Sukma Bali DWE adalah memberikan nyawa atau jiwa pada ruang Bali. Seperti halnya sawen yang disimbolkan dengan pandan berduri dan pamor yang diikat dengan benang tridatu dengan sesari pis bolong. Duri pandan yang tajam merupakan simbol atas kebutuhan pengambilan keputusan yang cepat dan tepat, juga bersih dan adil yang disimbolkan oleh pamor. Keputusan tersebut harus mampu memberikan hidup untuk banyak pihak yang disimbolkan dengan benang tridatu dan pis bolong. Tidak semua hasil bumi untuk dijual, namun sisihkan sebagian untuk menyamabraya. Berikan juga 'ongkos angkut' kepada orang yang ikut bekerja namun tidak mempunyai pohon, supaya orang itu juga ikut menjaga pohon sebagai sumber kehidupan.

Sistem nilai budaya ini yang harus diperkenalkan kepada mereka yang berkunjung. Sehingga orang yang datang tidak sekedar melihat atau meninggalkan jejak yang merusak. Nilai atas hidup akan mereka dapat ketika dan setelah berkunjung ke desa wisata ekologis. Namun, hal ini tidak bisa terjadi jika mereka yang hidup dan tinggal di dalam desa wisata ekologis tidak paham atas sistem nilai budaya yang mereka miliki. Maka, konsep atas Bali DWE ditujukan untuk memberikan nyawa atas ruang yang dihuni orang Bali dan dikunjungi orang luar.

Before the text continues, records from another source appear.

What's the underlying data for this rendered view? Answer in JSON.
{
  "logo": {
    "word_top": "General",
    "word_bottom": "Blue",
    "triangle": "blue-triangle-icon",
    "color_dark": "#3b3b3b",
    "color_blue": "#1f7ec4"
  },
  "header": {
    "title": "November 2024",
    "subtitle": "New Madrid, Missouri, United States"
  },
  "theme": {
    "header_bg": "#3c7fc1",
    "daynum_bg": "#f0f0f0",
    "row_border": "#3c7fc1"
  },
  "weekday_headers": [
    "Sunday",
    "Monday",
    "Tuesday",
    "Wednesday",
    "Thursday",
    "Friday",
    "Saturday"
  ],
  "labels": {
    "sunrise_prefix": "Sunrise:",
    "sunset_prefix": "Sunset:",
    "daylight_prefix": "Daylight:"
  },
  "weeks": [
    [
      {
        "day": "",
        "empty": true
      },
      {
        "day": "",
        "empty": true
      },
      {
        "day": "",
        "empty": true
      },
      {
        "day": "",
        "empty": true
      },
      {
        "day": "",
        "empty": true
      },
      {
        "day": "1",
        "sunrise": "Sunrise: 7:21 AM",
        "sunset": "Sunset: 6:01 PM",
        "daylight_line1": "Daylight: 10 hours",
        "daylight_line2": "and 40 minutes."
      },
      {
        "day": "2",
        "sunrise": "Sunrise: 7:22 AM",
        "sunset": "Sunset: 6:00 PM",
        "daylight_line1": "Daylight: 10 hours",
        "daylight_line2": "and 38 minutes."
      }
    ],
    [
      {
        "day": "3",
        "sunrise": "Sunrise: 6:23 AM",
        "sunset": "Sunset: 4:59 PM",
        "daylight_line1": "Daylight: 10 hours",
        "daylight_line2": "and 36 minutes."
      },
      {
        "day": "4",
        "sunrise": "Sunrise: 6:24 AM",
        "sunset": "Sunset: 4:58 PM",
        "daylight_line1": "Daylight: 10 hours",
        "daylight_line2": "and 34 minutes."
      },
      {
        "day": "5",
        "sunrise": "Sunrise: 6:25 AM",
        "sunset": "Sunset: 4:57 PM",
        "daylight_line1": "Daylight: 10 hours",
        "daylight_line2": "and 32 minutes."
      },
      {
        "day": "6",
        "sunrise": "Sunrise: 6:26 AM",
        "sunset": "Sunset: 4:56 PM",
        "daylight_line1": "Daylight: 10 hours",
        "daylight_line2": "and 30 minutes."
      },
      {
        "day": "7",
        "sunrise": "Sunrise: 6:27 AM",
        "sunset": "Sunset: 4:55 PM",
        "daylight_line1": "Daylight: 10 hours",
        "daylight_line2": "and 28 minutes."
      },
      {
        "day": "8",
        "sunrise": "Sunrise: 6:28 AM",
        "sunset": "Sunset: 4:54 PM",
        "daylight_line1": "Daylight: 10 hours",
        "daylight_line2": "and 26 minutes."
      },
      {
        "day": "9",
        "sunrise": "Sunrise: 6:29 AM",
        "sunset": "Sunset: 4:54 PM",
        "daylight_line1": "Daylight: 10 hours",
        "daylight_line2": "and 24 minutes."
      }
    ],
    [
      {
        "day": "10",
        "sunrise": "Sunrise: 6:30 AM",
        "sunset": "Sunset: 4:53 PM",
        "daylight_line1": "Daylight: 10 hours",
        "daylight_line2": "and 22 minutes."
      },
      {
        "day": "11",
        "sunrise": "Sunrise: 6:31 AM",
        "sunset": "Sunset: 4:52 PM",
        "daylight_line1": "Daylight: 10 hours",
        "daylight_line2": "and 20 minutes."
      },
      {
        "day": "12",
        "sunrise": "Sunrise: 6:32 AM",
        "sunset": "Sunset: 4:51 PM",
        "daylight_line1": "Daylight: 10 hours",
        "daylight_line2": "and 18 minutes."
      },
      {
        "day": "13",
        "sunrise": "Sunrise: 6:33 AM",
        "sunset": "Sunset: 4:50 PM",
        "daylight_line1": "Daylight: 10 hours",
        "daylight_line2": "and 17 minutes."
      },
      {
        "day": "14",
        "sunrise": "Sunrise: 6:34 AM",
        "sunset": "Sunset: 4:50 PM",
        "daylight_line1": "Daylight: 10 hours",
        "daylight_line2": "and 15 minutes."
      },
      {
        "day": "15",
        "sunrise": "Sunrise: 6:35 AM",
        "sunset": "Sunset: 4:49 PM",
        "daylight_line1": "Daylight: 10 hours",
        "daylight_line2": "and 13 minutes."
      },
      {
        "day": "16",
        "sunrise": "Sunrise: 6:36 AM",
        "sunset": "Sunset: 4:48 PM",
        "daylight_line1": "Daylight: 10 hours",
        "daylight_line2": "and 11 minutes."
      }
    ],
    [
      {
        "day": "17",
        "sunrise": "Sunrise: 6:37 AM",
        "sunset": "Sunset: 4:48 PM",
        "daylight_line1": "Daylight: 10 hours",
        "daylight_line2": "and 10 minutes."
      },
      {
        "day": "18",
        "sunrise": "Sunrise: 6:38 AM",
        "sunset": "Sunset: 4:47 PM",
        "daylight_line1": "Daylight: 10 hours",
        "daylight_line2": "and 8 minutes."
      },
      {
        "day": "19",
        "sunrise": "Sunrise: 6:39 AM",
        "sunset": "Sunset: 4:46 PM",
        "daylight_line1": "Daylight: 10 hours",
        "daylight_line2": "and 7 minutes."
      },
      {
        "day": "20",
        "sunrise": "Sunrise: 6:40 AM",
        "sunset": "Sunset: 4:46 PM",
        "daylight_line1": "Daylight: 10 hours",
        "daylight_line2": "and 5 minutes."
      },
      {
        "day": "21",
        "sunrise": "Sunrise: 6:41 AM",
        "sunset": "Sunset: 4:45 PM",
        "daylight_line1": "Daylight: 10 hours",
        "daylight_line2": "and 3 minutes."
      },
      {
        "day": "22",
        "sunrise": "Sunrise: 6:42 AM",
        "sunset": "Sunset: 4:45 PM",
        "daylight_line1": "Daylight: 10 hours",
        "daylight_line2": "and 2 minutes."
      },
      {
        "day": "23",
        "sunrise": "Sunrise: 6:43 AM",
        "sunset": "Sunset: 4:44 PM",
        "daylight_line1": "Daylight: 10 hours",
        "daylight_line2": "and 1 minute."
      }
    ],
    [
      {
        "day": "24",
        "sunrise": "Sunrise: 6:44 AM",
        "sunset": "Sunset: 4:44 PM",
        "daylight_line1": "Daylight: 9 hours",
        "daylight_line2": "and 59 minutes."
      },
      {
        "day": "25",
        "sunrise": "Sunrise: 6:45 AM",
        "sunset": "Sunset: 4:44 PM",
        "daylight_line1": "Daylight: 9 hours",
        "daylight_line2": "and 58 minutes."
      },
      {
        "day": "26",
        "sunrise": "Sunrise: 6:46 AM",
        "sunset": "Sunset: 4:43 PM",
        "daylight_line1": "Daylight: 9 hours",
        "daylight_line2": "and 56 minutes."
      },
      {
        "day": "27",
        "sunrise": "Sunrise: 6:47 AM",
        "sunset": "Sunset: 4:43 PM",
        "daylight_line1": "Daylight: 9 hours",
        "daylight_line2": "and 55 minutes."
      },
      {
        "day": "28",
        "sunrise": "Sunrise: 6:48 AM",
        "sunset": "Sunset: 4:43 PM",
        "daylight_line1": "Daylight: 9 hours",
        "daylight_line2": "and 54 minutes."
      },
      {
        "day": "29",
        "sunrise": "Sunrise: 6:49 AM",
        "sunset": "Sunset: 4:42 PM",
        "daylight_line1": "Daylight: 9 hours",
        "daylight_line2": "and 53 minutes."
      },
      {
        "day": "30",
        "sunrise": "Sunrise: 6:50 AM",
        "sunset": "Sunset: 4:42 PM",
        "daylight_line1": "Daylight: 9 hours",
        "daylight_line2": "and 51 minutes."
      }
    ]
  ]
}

Salah satu yang mudah untuk dilakukan adalah: menghargai dan makan makanan lokal yang sehat dan menumbuhkan jiwa. Mari kita melakukan segala hal dengan penuh kesadaran dan bisa memberikan nyawa ... hanya orang yang berhati penuh cinta yang bisa melakukannya. Sama seperti yang dikatakan para tim ahli yang terlibat dalam penyusunan rencana kelola ruang desa: mari membuat agenda bersama Bali berdasarkan desa pekraman.